E os seus escritos me fazem pensar em uma coisa: parece que essas disputas são sempre externas à comunidade, já percebeu? Só que, na real, nós também disputamos projetos, né? E isso pode ser bom. Aquilo que comumente chamamos de hegemônico, que tem cor, raça, gênero, sexualidade e produz a norma, pode acabar virando um ótimo aparato discursivo para fingirmos que estamos longe do risco de criarmos nossos próprios embates e assimetrias, em que as dinâmicas de poder também vibram.

Tenho minhas dúvidas.

-6.

Bom, de fato, somos diferentes. A modernidade produziu essa diferença e tá aí cumprindo sua função. Mas se estamos falando de cultura e processos socioculturais, nada do que fazemos é excepcional, porque pode ser apreendido. Quem disse isso não fui eu, foi a Leda Maria Martins. E ela continuou: “aquilo que nos habita como pensamento pode habitar qualquer pessoa”. Ter intimidade em relação aos nossos saberes não nos confere nenhum tipo de superpoder. Aposto que as percepções do que é “nosso” são bem diferentes. Mas como encontrar zonas de contato entre elas sem nos anularmos, sem omitirmos nossas infinitas discordâncias? Para senti-las, é preciso botar os posicionamentos para jogo, desejando que em algum lugar eles se toquem e se transformem a partir desse encontro.

-6.1

Esse negócio de ser especial é uma merda para quem é negra e escreve críticas. 

-6.2

Sobre ser crítica e negra: 

#1: não precisamos ativar a todo momento a primeira voz do singular nos nossos textos para estarmos implicadas no que estamos escrevendo. o que era uma questão de posicionalidade, tornou-se exigência (para nós, negras). e isso não é bom.
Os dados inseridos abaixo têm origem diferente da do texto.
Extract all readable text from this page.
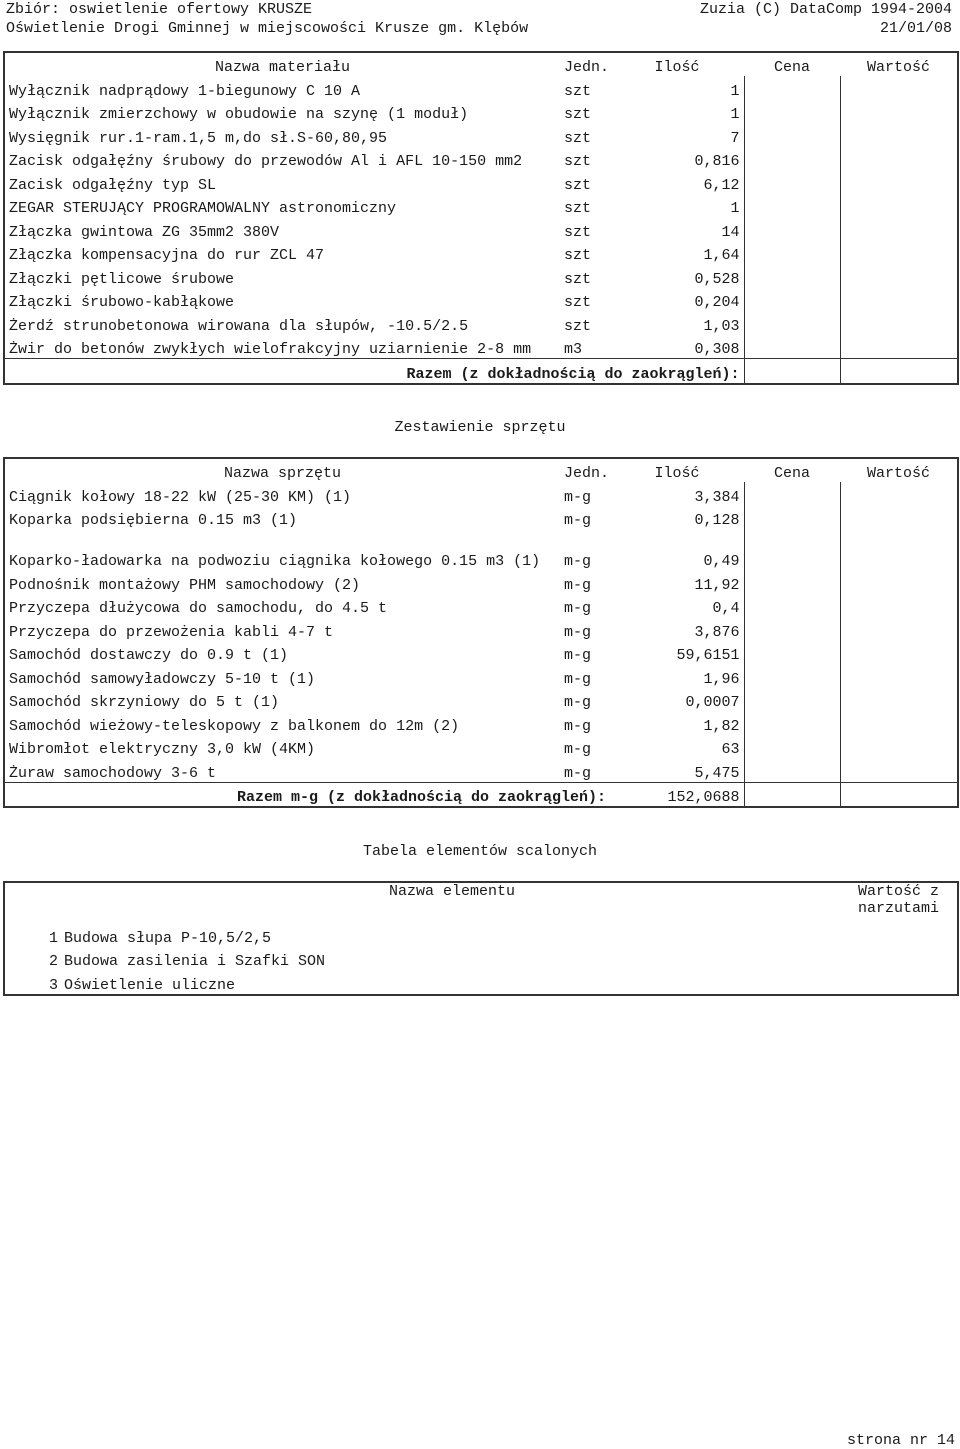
Zbiór: oswietlenie ofertowy KRUSZE	Zuzia (C) DataComp 1994-2004
Oświetlenie Drogi Gminnej w miejscowości Krusze gm. Klębów	21/01/08
Nazwa materiału	Jedn.	Ilość	Cena	Wartość
Wyłącznik nadprądowy 1-biegunowy C 10 A	szt	1		
Wyłącznik zmierzchowy w obudowie na szynę (1 moduł)	szt	1		
Wysięgnik rur.1-ram.1,5 m,do sł.S-60,80,95	szt	7		
Zacisk odgałęźny śrubowy do przewodów Al i AFL 10-150 mm2	szt	0,816		
Zacisk odgałęźny typ SL	szt	6,12		
ZEGAR STERUJĄCY PROGRAMOWALNY astronomiczny	szt	1		
Złączka gwintowa ZG 35mm2 380V	szt	14		
Złączka kompensacyjna do rur ZCL 47	szt	1,64		
Złączki pętlicowe śrubowe	szt	0,528		
Złączki śrubowo-kabłąkowe	szt	0,204		
Żerdź strunobetonowa wirowana dla słupów, -10.5/2.5	szt	1,03		
Żwir do betonów zwykłych wielofrakcyjny uziarnienie 2-8 mm	m3	0,308		
Razem (z dokładnością do zaokrągleń):				
Zestawienie sprzętu
Nazwa sprzętu	Jedn.	Ilość	Cena	Wartość
Ciągnik kołowy 18-22 kW (25-30 KM) (1)	m-g	3,384		
Koparka podsiębierna 0.15 m3 (1)	m-g	0,128		
Koparko-ładowarka na podwoziu ciągnika kołowego 0.15 m3 (1)	m-g	0,49		
Podnośnik montażowy PHM samochodowy (2)	m-g	11,92		
Przyczepa dłużycowa do samochodu, do 4.5 t	m-g	0,4		
Przyczepa do przewożenia kabli 4-7 t	m-g	3,876		
Samochód dostawczy do 0.9 t (1)	m-g	59,6151		
Samochód samowyładowczy 5-10 t (1)	m-g	1,96		
Samochód skrzyniowy do 5 t (1)	m-g	0,0007		
Samochód wieżowy-teleskopowy z balkonem do 12m (2)	m-g	1,82		
Wibromłot elektryczny 3,0 kW (4KM)	m-g	63		
Żuraw samochodowy 3-6 t	m-g	5,475		
Razem m-g (z dokładnością do zaokrągleń):		152,0688		
Tabela elementów scalonych
	Nazwa elementu	Wartość z narzutami
1	Budowa słupa P-10,5/2,5	
2	Budowa zasilenia i Szafki SON	
3	Oświetlenie uliczne	
strona nr 14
#2: não damos conta de tudo e nem temos todas as ferramentas para ler e discutir sobre filmes (negros). e tá tudo bem. não saber é o que também possibilita continuar trabalhando.

#3: falar que críticas são “negativas” ou “positivas” é uma redução terrível, se quisermos ir ao encontro com as obras, habitar a contradição delas. logo, escrever criticamente sobre filmes de realizadoras negras não deveria ser um problema e nem deveria nos tornar brancas (pasmem, já ouvi isso!), quando levantamos o desejo de não ativar uma sensibilidade contemplativa ou de pura aderência em relação às obras.

#4: pensar não é coisa de branco, certo? certo.


Amor Maldito (Adélia Sampaio, 1984)

-7.

Se temos um Pater, por que não procurarmos nossa Mater, né? Adélia Sampaio tá aí, mas o desejo pelo pioneirismo sob qualquer circunstância (primeira de tal ano, segunda de não sei o que) só serve para reproduzir competitividade e produzir silêncios historiográficos. Não que eu tenha apego à flecha do tempo como categoria para elaborar narrativas, mas a repetição dessa disputa, com certeza, dispara uma série de problemas em todas as temporalidades.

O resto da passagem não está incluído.